On Mon, Oct 21, 2024 at 06:19:38PM +0100, Will Deacon wrote:
On Mon, Oct 21, 2024 at 04:30:04PM +0100, Catalin Marinas wrote:
On Mon, Oct 21, 2024 at 02:31:08PM +0100, Dave P Martin wrote:
On Thu, Oct 17, 2024 at 02:39:04PM +0100, Kevin Brodsky wrote:
This series is a follow-up to Joey's Permission Overlay Extension (POE) series [1] that recently landed on mainline. The goal is to improve the way we handle the register that governs which pkeys/POIndex are accessible (POR_EL0) during signal delivery. As things stand, we may unexpectedly fail to write the signal frame on the stack because POR_EL0 is not reset before the uaccess operations. See patch 3 for more details and the main changes this series brings.
A similar series landed recently for x86/MPK [2]; the present series aims at aligning arm64 with x86. Worth noting: once the signal frame is written, POR_EL0 is still set to POR_EL0_INIT, granting access to pkey 0 only. This means that a program that sets up an alternate signal stack with a non-zero pkey will need some assembly trampoline to set POR_EL0 before invoking the real signal handler, as discussed here [3].
[...]
Memory with a non-zero pkey cannot be used 100% portably, period, and having non-RW(X) permissions on pkey 0 at any time is also not portable, period. So I'm not sure that having libc magically guess what userspace's pkeys policy is supposed to be based on racily digging metadata out of /proc/self/maps or a cache of it etc. would be such a good idea.
I agree that changing RWX overlay permission for pkey 0 to anything else is a really bad idea. We can't prevent it but we shouldn't actively try to work around it in the kernel either. With the current signal ABI, I don't think we should support anything other than pkey 0 for the stack. Since the user shouldn't change the pkey 0 RWX overlay permission anyway, I don't think we should reset POR_EL0 _prior_ to writing the signal frame. The best we can do is document it somewhere.
So on patch 3 I'd only ensure that we have POR_EL0_INIT when invoking the signal handler and not when performing the uaccess. If the uaccess fails, we'd get a fatal SIGSEGV. The user may have got it already if it made the stack read-only.
Hmm, but based on what Kevin's saying, this would mean actively choosing a different ABI than what x86 is trying to get to.
I was more thinking of not relaxing the ABI further at this point in the rc cycle rather than completely diverging (x86 did relax the ABI subsequently to handle non-zero pkey sigaltstack).

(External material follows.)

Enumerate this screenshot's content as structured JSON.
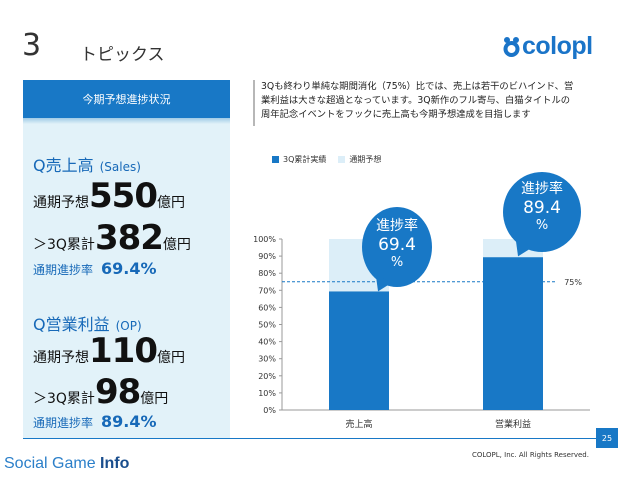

Currently the primary use of pkeys is for W^X and signal stacks shouldn't fall into this category. If we ever have a strong case for non-zero pkeys on the signal stack, we'll need to look into some new ABI. I'm not sure about SS_* flags though, I think the signal POR_EL0 should be associated with the sigaction rather than the stack (the latter would just be mapped by the user with the right pkey, the kernel doesn't need to know which, only what POR_EL0 is needed by the handler).
Until such case turns up, I'd not put any effort into ABI improvements.
Kevin -- do you know what prompted x86 to want the pkey to be reset early in signal delivery? Perhaps such a use-case already exists.
Given the email from Pierre with Chrome potentially using a sigaltstack with a non-zero pkey, Kevin's patches (and the x86 changes) make more sense. The question is whether we do this as a fix now or we leave the relaxation for a subsequent kernel release. I guess we could squeeze it now if we agree on the implementation.